We monitored swans at 46 sites, at two-weekly intervals from January 2004. Sites were located approximately a kilometre apart and were randomly located relative to swans.
There is no established method to measure macrophtye biomass. Previously, Ranunculus has been measured by estimating its cover. However, this lacks precision, there are inconsistencies between observers and it ignores Ranunculus volume. Destructive sampling risks consuming what you are trying to measure and is labour intensive. We therefore devised a new method using percentage cover and small samples. The samples were oven-dried and this gave us an index of biomass at each site between May and September.

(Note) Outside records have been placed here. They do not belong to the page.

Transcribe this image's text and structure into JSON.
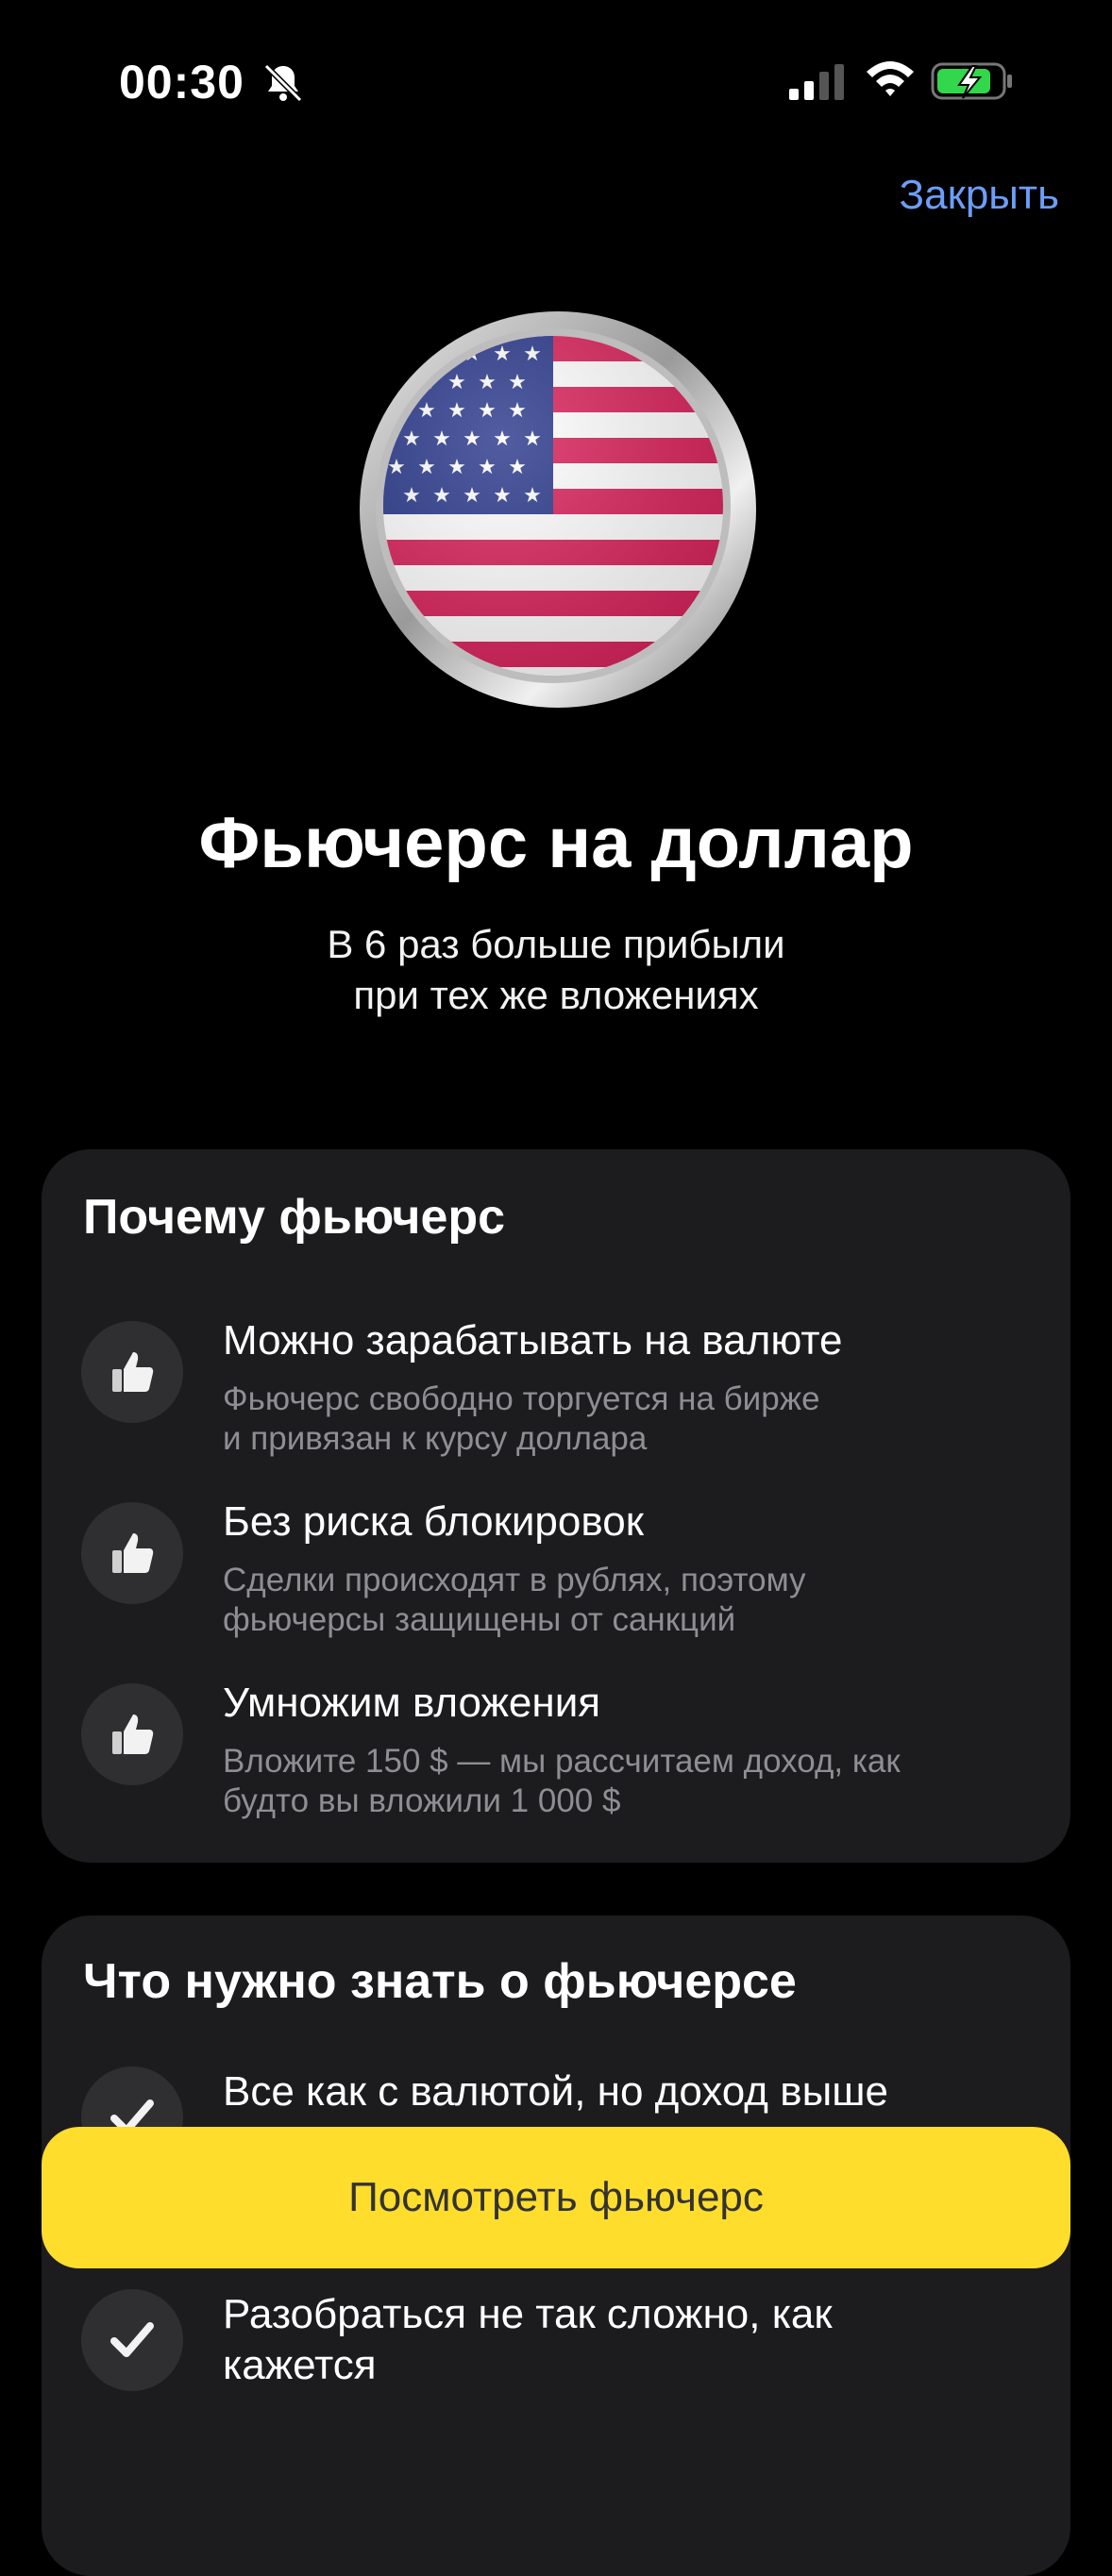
{
  "status_bar": {
    "time": "00:30",
    "icons": [
      "bell-slash-icon",
      "cellular-signal-icon",
      "wifi-icon",
      "battery-charging-icon"
    ],
    "battery_color": "#32d74b"
  },
  "header": {
    "close_label": "Закрыть",
    "close_color": "#6c9ef8"
  },
  "hero": {
    "image": "us-flag-coin",
    "title": "Фьючерс на доллар",
    "subtitle_line1": "В 6 раз больше прибыли",
    "subtitle_line2": "при тех же вложениях"
  },
  "why_card": {
    "title": "Почему фьючерс",
    "items": [
      {
        "icon": "thumbs-up-icon",
        "title": "Можно зарабатывать на валюте",
        "desc_line1": "Фьючерс свободно торгуется на бирже",
        "desc_line2": "и привязан к курсу доллара"
      },
      {
        "icon": "thumbs-up-icon",
        "title": "Без риска блокировок",
        "desc_line1": "Сделки происходят в рублях, поэтому",
        "desc_line2": "фьючерсы защищены от санкций"
      },
      {
        "icon": "thumbs-up-icon",
        "title": "Умножим вложения",
        "desc_line1": "Вложите 150 $ — мы рассчитаем доход, как",
        "desc_line2": "будто вы вложили 1 000 $"
      }
    ]
  },
  "know_card": {
    "title": "Что нужно знать о фьючерсе",
    "items": [
      {
        "icon": "checkmark-icon",
        "title": "Все как с валютой, но доход выше"
      },
      {
        "icon": "checkmark-icon",
        "title_line1": "Разобраться не так сложно, как",
        "title_line2": "кажется"
      }
    ]
  },
  "cta": {
    "label": "Посмотреть фьючерс",
    "color": "#ffdd2d"
  }
}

In spring 2004 the resident swans comprised 17 pairs and around 65 non-breeders, including two herds of approximately 15 and 40 swans respectively. From January to April 2004, the large herd appeared to feed almost exclusively on silage grass and oilseed rape adjacent to the river. During the breeding season, when Ranunculus started growing, aggressive behaviour by territorial cobs restricted the movements of non-breeders.
For each site we calculated Ranunculus growth rates and related these to swan presence. The number of swans present had a significant negative effect on biomass growth from May to July (see Figure 1). Biomass at some sites showed a steady decline. Where swan herds were active, this was more severe. At an 'average' site (i.e. mid-range in terms of starting biomass), biomass in July was halved by the presence of just one swan between January and June. The comparative approach across sites suggested no impact of swan numbers on change in biomass from July to the end of September. However, we believe that we missed the dramatic effect of herds at sites where we were unable to sample biomass for practical reasons.
Figure 1: Relationship between Ranunculus growth and number of swans at two sites between July and the end of September
This was a preliminary study. We would like to see more work to clarify the impact of swans on Ranunculus. We would also like to know the ecological and hydrological consequences of the 'lost' Ranunculus.